Le changement climatique est un phénomène absolument naturel. Depuis des milliards d’années, le climat de la Terre a constamment évolué, avec une succession de périodes de glaciation et de périodes plus chaudes.

Ces changements s’expliquent par 3 grands facteurs : la position de la Terre sur son orbite (selon des cycles d’environ 100.000 ans), les fluctuations de l’activité solaire (avec des cycles de 11 ans), et les modifications dans la composition de l’atmosphère. Celle-ci contient des “gaz à effet de serre”, tels que le gaz carbonique (CO2) ou le méthane (CH4), le protoxyde d’azote (N20), qui permettent à la Terre de “piéger” une partie de l’énergie solaire. Sans cet effet de serre, la température moyenne du globe ne serait pas de 15 degrés, mais de -18 degrés (brrr… autant dire qu’on serait pas là pour en parler).

 

Voilà grosso modo le fonctionnement du climat.

Il se trouve que sur la période récente (un ou deux siècles), on constate un changement climatique important, avec notamment une forte hausse des températures moyennes de la Terre, de l’ordre d’un degré depuis 1870, et avec une accélération significative depuis les années 1970, et plus spectaculaire encore au milieu des années 2010.

Ce réchauffement brutal coïncide avec une élévation soudaine de la teneur de l’atmosphère en gaz à effet de serre (par exemple +150% pour le méthane depuis la révolution industrielle).

Ce phénomène est du au développement des activités humaines : les gaz à effet de serre sont émis de façon massive par l’industrie, l’agriculture intensive, les transports, la climatisation, etc., et en particulier par la combustion des carburants fossiles (le charbon, le pétrole et le gaz).

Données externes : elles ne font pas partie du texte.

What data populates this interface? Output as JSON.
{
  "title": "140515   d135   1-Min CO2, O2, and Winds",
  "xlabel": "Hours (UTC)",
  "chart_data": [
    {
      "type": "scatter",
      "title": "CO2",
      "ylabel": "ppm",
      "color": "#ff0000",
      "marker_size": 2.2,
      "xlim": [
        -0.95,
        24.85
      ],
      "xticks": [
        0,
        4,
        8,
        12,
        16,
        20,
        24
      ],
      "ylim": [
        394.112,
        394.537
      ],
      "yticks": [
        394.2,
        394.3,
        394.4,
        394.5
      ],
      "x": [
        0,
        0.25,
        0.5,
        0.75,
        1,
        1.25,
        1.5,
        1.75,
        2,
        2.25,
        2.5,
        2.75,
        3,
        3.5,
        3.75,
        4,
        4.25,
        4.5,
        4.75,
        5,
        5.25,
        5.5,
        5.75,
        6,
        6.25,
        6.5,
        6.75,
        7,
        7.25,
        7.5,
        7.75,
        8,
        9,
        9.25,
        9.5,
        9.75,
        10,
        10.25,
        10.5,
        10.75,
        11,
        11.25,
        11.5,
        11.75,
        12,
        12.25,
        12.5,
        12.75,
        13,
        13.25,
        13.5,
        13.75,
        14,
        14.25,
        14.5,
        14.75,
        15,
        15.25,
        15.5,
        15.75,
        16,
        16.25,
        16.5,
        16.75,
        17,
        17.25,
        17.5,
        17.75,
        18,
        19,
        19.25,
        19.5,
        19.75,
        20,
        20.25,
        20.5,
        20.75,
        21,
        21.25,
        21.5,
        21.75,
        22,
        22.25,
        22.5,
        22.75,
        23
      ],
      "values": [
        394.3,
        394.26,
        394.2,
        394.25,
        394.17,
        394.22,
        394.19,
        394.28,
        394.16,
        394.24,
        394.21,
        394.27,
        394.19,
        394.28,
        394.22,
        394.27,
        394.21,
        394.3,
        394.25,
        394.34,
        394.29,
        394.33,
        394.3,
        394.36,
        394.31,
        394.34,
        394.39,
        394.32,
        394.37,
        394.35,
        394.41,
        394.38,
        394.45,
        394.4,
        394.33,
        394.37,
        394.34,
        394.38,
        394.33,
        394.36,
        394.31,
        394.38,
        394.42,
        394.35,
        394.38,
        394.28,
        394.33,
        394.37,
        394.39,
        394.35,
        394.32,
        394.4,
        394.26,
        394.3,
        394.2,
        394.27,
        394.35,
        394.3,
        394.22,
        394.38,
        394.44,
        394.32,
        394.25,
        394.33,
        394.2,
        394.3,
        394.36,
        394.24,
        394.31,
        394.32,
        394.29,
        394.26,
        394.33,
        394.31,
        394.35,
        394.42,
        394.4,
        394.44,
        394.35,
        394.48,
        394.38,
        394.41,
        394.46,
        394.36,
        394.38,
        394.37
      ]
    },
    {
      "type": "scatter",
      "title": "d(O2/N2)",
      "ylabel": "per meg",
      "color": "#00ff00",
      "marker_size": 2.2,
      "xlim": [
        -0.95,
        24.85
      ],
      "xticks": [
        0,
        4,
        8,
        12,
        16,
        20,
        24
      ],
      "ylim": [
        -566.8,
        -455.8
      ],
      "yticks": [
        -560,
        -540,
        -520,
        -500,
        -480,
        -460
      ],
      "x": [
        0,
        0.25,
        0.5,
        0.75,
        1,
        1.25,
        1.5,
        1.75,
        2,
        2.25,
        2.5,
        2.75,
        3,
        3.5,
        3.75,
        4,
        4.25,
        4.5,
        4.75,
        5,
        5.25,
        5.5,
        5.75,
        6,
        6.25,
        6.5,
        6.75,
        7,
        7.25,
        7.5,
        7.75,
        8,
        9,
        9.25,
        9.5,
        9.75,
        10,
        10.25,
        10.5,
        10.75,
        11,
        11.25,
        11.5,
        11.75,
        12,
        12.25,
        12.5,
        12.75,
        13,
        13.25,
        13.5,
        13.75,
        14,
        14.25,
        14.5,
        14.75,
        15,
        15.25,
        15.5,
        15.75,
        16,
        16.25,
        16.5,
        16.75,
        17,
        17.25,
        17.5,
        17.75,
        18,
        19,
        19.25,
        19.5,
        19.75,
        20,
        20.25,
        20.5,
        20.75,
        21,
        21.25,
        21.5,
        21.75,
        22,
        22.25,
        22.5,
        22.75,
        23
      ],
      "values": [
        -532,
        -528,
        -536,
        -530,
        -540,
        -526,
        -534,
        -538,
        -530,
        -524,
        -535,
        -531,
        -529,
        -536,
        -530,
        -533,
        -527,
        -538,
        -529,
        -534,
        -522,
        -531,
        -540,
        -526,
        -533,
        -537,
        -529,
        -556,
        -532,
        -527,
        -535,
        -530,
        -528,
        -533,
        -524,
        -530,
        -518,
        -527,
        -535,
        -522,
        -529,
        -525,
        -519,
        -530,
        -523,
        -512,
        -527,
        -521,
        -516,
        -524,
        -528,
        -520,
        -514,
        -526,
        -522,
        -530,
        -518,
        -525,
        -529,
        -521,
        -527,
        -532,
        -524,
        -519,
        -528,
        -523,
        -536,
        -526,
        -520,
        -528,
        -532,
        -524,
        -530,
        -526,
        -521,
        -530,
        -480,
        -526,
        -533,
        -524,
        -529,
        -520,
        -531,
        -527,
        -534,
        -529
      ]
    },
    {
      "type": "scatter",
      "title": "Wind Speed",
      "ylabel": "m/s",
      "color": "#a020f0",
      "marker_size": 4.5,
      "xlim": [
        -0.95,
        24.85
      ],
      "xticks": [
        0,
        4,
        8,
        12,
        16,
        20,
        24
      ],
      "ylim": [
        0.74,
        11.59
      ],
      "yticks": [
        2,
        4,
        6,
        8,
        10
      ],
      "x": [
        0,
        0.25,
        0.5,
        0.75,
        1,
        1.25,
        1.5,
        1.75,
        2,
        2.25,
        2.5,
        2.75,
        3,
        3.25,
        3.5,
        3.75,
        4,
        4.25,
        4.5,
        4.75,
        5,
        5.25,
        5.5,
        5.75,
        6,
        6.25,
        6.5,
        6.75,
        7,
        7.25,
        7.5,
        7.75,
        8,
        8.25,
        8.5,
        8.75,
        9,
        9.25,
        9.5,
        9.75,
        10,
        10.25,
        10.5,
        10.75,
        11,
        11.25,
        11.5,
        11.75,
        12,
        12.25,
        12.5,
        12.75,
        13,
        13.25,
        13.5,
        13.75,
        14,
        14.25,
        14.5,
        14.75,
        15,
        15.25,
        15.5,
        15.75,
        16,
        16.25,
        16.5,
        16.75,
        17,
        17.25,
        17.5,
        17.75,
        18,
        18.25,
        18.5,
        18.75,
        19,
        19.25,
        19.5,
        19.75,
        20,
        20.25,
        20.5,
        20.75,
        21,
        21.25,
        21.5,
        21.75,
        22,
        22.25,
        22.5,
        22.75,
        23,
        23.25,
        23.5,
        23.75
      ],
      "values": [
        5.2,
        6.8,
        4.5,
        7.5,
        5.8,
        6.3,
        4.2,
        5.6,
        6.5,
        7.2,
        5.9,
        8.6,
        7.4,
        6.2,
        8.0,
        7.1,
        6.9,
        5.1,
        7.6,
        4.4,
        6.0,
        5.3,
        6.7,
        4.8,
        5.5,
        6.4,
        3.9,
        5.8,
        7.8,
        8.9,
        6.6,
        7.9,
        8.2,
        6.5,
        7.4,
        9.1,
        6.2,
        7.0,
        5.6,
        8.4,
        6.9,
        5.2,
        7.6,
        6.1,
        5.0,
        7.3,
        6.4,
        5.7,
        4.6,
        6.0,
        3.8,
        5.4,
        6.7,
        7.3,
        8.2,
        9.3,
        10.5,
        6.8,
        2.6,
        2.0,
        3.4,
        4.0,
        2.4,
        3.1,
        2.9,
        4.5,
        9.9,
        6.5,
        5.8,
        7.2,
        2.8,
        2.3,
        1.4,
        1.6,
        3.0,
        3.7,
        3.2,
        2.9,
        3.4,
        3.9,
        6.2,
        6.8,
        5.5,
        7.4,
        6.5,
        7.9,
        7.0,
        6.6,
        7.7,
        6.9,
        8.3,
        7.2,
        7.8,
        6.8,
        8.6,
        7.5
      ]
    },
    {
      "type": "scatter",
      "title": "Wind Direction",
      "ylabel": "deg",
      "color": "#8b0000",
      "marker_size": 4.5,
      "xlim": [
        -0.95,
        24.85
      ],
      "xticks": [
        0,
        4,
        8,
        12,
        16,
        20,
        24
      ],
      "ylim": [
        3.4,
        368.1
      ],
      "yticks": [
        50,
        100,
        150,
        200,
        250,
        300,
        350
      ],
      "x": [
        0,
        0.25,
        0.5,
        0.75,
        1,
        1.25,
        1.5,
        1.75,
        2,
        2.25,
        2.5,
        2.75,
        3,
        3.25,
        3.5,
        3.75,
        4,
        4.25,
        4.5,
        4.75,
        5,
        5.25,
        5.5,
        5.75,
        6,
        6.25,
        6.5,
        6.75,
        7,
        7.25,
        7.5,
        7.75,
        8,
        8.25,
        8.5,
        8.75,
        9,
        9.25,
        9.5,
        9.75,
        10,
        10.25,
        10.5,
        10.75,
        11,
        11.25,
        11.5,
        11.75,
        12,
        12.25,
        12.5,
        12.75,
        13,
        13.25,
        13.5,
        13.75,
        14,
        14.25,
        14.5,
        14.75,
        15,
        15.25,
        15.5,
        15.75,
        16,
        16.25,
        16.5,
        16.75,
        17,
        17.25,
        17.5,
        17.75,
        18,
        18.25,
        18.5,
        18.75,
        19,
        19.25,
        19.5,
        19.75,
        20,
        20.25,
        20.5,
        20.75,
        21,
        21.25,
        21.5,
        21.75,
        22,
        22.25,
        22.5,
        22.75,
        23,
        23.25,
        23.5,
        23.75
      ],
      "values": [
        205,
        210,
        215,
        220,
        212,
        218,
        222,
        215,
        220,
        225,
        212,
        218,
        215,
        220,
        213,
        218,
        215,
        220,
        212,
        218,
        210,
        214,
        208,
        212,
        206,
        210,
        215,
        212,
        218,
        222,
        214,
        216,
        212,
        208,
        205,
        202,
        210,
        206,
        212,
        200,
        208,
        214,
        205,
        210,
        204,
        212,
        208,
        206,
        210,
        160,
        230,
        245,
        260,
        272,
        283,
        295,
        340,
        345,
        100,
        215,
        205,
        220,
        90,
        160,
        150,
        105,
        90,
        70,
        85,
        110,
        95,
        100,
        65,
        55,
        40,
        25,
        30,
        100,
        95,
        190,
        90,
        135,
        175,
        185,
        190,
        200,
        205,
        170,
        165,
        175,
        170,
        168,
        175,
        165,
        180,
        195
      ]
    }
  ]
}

Tous ces phénomènes font aujourd’hui l’objet d’un consensus scientifique presque total. Les différents rapports du GIEC (Groupement international d’experts sur le climat) ne sont plus contestés que par quelques auteurs totalement déconsidérés dans la communauté scientifique, et qui sauf exception ne sont pas climatologues.

Il reste encore beaucoup d’incertitudes sur l’amplitude du phénomène, car il est très difficile de faire des projections à long terme dans une matière aussi complexe. Mais il est sûr que même si le réchauffement climatique se limite à 1,8 degré à la fin du siècle (ce qui est le scénario bas retenu par le GIEC), cela resterait la hausse de la température la plus brutale que la Terre ait jamais connu, et cela entraînerait un bouleversement radical. A titre d’exemple, sous la dernière ère glaciaire, il y a 20.000 ans, la température était de 5 degrés inférieure à celle d’aujourd’hui, mais le niveau de l’eau était inférieur de 120 mètres environ (on pouvait passer de France en Angleterre à pied). Quelles seraient les conséquences si la Terre devait encaisser une hausse de ou 5 degrés en seulement 150 ans?

Le plus inquiétant est que le changement climatique est peut-être en train de “s’emballer” et de devenir indépendant des activités humaines. En effet, les gaz à effet de serre libérés par les activités humaines ont une durée de vie longue, si bien que le changement climatique a une forte inertie. Si on cessait totalement et du jour au lendemain toute émission de CO2, l’effet de serre et la température moyenne du globe continueraient à augmenter pendant plusieurs décennies (la durée de vie du CO2 dans l’atmosphère est de 100 ans). Par ailleurs, le réchauffement climatique pourrait s’emballer parce qu’il est à l’origine de certains phénomènes qui à leur tour entraînent une augmentation de l’effet de serre. Par exemple, les surfaces enneigées et glacées limitent l’effet de serre, car elles sont blanches et elles renvoient une partie importante du rayonnement solaire vers l’espace (effet albedo). Or quand les glaciers et les banquises fondent, cela laisse place à des surfaces sombres qui absorbent bien plus le rayonnement solaire, ce qui accentue l’effet de serre… et le réchauffement!

La situation est donc préoccupante, car les conséquences potentielles du changement climatique en cours sont gigantesques et potentiellement catastrophiques : hausse du niveau des mers, augmentation des “phénomènes climatiques extrêmes” (sécheresses, crues, cyclones…), recul des glaciers (qui sont aujourd’hui des réserves d’eau douce permettant d’irriguer pendant la saison sèche)… Autre conséquence, la transformation des aires de peuplement des espèces animales et florales (vers le nord, vers le sud, vers les sommets ou vers la plaine), qui commence déjà à désorganiser totalement certains écosystèmes car elle est beaucoup trop rapide pour qu’ils puissent s’adapter correctement…

 

Bon, la leçon de tout ça, c’est qu’on a vraiment INTERET à changer nos pratiques et à consommer beaucoup moins d’énergie fossile, et VITE!!!